Ranked-choice voting likely an option soon for Colorado’s local-level elections

More Colorado cities and towns are likely to begin experimenting with ranked-choice voting, following the passage of HB21-1071 on Tuesday morning.

The Democratic bill now only needs the signature of Gov. Jared Polis to become law.

It would allow local governments to conduct ranked-choice elections — also known as instant runoff — through their county clerk’s offices. Under the bill, the secretary of state’s office also would need to develop statewide rules to establish consistent voting systems and auditing practices for any town or city that opts in.

Local governments in Colorado can already run ranked-choice elections if they want to. Small towns like Basalt and Telluride conduct elections this way, but bigger cities have found it more difficult because they’d have to do it on their own.
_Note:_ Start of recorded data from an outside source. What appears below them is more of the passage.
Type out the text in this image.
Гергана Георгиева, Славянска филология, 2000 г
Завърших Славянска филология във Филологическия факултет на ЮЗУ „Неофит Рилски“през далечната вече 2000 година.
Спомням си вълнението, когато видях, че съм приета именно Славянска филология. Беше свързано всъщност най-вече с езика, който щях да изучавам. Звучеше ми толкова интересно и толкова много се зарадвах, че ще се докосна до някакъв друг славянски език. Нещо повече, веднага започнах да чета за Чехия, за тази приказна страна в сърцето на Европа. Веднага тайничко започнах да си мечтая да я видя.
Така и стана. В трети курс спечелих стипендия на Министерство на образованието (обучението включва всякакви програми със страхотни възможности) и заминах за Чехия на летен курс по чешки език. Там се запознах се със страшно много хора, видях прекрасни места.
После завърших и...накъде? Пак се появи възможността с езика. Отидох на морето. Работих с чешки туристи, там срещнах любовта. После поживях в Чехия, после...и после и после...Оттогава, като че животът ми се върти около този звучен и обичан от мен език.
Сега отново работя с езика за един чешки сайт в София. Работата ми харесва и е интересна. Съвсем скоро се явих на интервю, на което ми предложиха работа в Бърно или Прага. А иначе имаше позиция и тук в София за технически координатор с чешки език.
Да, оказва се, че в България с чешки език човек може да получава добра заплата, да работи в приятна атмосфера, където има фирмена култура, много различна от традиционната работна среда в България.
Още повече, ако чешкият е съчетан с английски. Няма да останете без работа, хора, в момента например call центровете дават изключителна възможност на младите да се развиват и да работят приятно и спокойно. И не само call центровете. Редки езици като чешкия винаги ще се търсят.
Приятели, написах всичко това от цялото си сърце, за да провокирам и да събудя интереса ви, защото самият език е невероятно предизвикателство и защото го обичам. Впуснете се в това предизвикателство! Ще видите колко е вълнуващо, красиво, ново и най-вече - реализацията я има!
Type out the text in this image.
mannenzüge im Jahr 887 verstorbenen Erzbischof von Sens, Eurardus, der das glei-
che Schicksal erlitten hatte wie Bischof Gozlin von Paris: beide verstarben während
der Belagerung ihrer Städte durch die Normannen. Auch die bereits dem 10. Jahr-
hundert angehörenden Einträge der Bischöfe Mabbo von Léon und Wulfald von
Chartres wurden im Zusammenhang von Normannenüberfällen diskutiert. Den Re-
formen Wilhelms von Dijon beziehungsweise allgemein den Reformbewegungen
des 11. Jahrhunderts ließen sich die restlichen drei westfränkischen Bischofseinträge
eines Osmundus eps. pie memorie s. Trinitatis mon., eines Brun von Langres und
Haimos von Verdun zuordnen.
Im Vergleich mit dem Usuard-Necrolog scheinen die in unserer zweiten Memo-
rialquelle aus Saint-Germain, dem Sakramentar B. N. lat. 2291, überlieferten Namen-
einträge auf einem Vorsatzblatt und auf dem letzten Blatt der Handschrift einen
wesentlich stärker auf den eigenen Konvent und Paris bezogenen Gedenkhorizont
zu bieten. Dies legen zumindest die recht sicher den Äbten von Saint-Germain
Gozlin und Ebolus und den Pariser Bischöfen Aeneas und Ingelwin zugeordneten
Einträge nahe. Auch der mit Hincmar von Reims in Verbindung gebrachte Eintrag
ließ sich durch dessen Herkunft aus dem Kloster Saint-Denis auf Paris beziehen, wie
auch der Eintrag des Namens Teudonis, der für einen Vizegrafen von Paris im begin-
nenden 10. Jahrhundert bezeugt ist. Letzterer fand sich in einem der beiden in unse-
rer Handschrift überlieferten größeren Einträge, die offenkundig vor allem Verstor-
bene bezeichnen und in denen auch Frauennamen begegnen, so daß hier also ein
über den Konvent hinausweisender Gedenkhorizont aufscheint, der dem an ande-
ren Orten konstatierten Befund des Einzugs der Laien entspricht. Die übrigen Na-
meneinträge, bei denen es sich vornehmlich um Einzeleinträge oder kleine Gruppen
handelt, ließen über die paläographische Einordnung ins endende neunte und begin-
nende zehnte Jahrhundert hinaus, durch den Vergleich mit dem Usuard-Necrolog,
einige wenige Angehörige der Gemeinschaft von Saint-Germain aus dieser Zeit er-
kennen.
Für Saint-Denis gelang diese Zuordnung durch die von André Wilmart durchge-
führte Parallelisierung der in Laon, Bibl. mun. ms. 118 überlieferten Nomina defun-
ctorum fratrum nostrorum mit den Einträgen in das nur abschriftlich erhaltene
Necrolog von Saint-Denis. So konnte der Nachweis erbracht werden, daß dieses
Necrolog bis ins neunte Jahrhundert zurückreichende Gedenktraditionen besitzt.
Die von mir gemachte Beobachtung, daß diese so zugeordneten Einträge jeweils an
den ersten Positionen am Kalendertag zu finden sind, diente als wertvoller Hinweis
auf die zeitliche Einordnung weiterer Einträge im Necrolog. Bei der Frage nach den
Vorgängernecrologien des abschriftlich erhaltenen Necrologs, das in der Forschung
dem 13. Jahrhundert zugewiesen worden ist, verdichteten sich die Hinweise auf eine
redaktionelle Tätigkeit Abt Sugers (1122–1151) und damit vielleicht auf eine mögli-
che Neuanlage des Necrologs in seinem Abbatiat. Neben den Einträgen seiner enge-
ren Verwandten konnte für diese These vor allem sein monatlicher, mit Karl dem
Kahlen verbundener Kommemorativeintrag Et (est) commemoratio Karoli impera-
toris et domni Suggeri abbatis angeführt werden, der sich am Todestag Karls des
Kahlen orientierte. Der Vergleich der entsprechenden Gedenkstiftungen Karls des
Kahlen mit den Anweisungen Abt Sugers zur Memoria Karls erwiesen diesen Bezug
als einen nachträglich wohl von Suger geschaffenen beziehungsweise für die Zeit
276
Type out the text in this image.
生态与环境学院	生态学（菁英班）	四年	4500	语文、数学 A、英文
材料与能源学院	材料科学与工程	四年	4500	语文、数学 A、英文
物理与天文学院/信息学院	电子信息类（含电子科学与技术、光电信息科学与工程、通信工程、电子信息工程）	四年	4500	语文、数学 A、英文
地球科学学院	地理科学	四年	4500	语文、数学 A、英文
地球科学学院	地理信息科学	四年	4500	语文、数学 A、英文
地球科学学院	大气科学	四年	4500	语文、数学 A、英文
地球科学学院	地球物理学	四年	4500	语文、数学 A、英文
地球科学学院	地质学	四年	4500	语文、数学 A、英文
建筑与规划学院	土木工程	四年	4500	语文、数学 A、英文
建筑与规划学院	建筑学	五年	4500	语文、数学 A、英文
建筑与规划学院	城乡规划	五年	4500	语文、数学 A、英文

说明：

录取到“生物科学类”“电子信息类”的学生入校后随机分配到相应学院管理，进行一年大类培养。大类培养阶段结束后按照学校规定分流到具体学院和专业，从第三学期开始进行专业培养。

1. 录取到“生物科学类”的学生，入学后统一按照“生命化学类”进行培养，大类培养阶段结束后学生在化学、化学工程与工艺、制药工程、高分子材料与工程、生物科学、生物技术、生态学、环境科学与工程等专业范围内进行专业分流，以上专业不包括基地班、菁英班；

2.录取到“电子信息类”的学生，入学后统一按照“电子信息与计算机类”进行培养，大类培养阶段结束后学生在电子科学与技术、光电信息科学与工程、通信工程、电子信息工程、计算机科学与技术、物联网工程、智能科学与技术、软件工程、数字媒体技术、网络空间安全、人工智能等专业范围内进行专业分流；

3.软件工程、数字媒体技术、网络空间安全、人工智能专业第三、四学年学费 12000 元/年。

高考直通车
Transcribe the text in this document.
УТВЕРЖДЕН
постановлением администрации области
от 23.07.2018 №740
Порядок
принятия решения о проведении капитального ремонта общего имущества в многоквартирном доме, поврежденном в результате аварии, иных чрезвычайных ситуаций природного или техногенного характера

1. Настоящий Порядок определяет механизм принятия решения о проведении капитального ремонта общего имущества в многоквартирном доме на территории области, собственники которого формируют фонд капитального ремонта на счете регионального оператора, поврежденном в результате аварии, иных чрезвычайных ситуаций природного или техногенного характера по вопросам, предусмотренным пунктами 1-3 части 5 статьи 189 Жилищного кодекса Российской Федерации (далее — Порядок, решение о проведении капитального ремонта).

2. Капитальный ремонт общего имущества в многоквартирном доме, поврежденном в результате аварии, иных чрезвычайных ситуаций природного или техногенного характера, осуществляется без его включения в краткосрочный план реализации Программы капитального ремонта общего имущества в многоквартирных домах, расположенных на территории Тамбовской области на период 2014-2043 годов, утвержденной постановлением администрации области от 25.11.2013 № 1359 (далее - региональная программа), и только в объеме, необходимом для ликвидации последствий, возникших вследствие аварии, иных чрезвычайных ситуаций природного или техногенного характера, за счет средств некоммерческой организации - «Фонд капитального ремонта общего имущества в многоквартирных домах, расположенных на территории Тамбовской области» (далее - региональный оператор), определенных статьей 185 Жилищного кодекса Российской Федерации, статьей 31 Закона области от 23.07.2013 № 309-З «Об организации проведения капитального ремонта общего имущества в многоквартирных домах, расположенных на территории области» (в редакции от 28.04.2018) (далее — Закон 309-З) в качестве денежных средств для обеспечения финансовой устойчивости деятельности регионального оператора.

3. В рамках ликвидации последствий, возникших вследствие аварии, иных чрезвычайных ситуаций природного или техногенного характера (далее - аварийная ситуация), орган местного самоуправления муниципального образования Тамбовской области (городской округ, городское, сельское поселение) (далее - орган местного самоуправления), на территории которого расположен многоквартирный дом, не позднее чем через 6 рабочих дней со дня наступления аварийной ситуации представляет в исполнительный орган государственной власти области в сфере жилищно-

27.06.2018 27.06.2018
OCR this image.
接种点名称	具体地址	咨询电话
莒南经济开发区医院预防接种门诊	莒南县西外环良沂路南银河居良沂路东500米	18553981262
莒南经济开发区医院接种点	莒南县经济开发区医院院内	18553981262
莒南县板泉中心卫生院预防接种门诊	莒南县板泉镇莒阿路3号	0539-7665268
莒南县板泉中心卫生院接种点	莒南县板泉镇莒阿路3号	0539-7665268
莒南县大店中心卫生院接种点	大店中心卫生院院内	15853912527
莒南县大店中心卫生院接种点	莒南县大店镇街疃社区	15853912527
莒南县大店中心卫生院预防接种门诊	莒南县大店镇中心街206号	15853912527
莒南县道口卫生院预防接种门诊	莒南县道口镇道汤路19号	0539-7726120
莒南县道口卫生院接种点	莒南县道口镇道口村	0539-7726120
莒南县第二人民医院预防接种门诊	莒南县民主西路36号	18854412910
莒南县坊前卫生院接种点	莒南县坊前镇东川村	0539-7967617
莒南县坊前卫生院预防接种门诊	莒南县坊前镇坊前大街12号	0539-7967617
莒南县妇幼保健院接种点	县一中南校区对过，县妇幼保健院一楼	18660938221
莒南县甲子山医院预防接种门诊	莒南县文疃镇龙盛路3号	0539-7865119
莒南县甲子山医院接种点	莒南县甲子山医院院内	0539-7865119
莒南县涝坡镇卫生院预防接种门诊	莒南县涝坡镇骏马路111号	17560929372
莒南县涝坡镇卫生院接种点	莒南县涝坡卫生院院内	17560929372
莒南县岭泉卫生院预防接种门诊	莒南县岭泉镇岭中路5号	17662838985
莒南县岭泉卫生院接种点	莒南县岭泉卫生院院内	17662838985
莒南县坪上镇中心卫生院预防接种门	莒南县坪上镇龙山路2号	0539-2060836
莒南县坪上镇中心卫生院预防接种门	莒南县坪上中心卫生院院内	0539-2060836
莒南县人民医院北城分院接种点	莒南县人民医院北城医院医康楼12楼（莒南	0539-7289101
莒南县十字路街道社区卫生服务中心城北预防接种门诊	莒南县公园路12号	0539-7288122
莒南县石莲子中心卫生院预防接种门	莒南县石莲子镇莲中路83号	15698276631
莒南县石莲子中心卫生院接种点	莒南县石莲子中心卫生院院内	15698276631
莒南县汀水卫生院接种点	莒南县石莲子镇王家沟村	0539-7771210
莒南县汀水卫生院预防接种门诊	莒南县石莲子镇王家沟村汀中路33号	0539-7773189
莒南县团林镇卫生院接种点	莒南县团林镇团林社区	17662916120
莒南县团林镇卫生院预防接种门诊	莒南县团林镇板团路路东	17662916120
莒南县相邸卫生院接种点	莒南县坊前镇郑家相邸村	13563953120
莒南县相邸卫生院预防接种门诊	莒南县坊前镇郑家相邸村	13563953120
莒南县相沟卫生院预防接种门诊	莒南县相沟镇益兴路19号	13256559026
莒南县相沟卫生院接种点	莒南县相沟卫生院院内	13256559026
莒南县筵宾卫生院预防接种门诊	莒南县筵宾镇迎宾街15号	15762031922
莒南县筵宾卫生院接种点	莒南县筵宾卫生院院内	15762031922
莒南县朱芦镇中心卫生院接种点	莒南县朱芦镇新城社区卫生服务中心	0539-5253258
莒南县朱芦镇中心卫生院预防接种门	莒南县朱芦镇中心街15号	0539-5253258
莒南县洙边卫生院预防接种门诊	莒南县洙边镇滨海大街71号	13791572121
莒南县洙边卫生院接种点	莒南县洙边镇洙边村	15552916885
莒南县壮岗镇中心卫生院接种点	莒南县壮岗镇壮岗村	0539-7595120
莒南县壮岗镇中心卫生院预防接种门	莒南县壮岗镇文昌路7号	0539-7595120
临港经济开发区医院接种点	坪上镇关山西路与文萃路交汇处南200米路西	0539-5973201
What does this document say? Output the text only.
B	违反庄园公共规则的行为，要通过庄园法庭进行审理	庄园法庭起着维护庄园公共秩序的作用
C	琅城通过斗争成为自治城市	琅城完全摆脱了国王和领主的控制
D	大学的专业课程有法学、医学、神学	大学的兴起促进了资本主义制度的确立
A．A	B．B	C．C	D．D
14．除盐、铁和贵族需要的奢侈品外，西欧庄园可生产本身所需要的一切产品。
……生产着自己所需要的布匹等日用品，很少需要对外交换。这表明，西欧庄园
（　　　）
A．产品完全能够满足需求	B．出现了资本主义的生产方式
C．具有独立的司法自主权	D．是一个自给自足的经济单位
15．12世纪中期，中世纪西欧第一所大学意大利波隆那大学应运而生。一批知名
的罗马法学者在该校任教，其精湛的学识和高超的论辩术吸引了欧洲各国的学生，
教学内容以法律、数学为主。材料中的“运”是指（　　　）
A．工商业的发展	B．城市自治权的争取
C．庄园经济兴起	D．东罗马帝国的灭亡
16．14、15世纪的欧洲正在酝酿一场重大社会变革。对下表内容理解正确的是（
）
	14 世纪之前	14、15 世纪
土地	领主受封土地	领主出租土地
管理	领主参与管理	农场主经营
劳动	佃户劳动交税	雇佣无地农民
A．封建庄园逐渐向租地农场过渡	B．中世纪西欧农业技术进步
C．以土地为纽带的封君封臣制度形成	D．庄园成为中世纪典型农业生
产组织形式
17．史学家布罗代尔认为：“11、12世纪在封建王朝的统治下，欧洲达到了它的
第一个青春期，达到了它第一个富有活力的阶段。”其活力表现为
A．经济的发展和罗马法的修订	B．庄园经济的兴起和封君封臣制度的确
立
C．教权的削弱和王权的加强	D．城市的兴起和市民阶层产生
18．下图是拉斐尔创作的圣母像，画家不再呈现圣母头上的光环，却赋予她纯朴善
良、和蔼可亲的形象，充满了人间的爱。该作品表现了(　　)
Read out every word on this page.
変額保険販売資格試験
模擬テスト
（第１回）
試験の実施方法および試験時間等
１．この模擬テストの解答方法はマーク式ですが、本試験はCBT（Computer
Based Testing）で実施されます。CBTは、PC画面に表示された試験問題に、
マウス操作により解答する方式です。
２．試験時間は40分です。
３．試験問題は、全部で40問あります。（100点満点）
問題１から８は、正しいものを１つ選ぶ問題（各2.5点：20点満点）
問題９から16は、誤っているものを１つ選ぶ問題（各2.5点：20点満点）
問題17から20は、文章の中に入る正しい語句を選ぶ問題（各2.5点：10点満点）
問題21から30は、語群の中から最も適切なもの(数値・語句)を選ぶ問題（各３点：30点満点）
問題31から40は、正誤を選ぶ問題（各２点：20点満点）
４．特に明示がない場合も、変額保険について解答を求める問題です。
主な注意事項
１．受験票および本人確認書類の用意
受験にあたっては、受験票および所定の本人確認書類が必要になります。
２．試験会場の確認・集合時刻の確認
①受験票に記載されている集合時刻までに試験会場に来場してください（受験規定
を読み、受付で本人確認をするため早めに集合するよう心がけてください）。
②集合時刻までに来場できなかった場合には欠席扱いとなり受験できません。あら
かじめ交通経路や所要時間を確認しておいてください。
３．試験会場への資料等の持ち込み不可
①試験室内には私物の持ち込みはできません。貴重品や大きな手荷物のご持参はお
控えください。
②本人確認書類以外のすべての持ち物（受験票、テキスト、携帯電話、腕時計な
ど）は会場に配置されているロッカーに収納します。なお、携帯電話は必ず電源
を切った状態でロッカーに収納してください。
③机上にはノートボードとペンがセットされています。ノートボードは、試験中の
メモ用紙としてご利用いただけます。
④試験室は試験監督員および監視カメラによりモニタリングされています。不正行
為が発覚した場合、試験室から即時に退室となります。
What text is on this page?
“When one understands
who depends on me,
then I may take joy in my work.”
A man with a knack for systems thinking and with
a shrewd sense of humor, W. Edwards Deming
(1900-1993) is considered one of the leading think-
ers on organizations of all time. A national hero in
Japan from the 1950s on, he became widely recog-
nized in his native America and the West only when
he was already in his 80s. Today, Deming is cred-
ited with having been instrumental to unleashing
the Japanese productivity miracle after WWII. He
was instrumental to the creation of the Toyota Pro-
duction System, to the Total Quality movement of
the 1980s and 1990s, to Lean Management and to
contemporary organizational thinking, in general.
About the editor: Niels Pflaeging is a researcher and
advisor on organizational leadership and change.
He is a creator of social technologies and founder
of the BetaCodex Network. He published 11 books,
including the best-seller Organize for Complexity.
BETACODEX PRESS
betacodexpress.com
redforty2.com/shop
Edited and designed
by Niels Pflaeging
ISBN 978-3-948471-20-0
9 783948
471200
Under this bill they can run elections this way through their counties clerk.

Boulder intends to adopt the method soon but has asked for the very state guidance and resources that HB21-1071 promises. Denver is considering it.

“I think that for the cities, a lot of them are excited about the opportunity,” said Rep. Chris Kennedy, a Lakewood Democrat who sponsored the bill. “The county clerks say they can successfully implement it.”

Advocates of ranked-choice voting say it limits polarization because it encourages candidates to try to appeal to a wide range of voters. They also argue it thwarts “spoiler” campaigns and renders costly and time-consuming runoff elections needless.

The bill won just one Republican vote — that of Rep. Colin Larson of Ken Caryl — in either chamber. Much of the opposition centered on the idea that ranked-choice voting is new and potentially confusing for voters.

If Polis signs the bill into law, it will go into effect Jan. 1, 2023.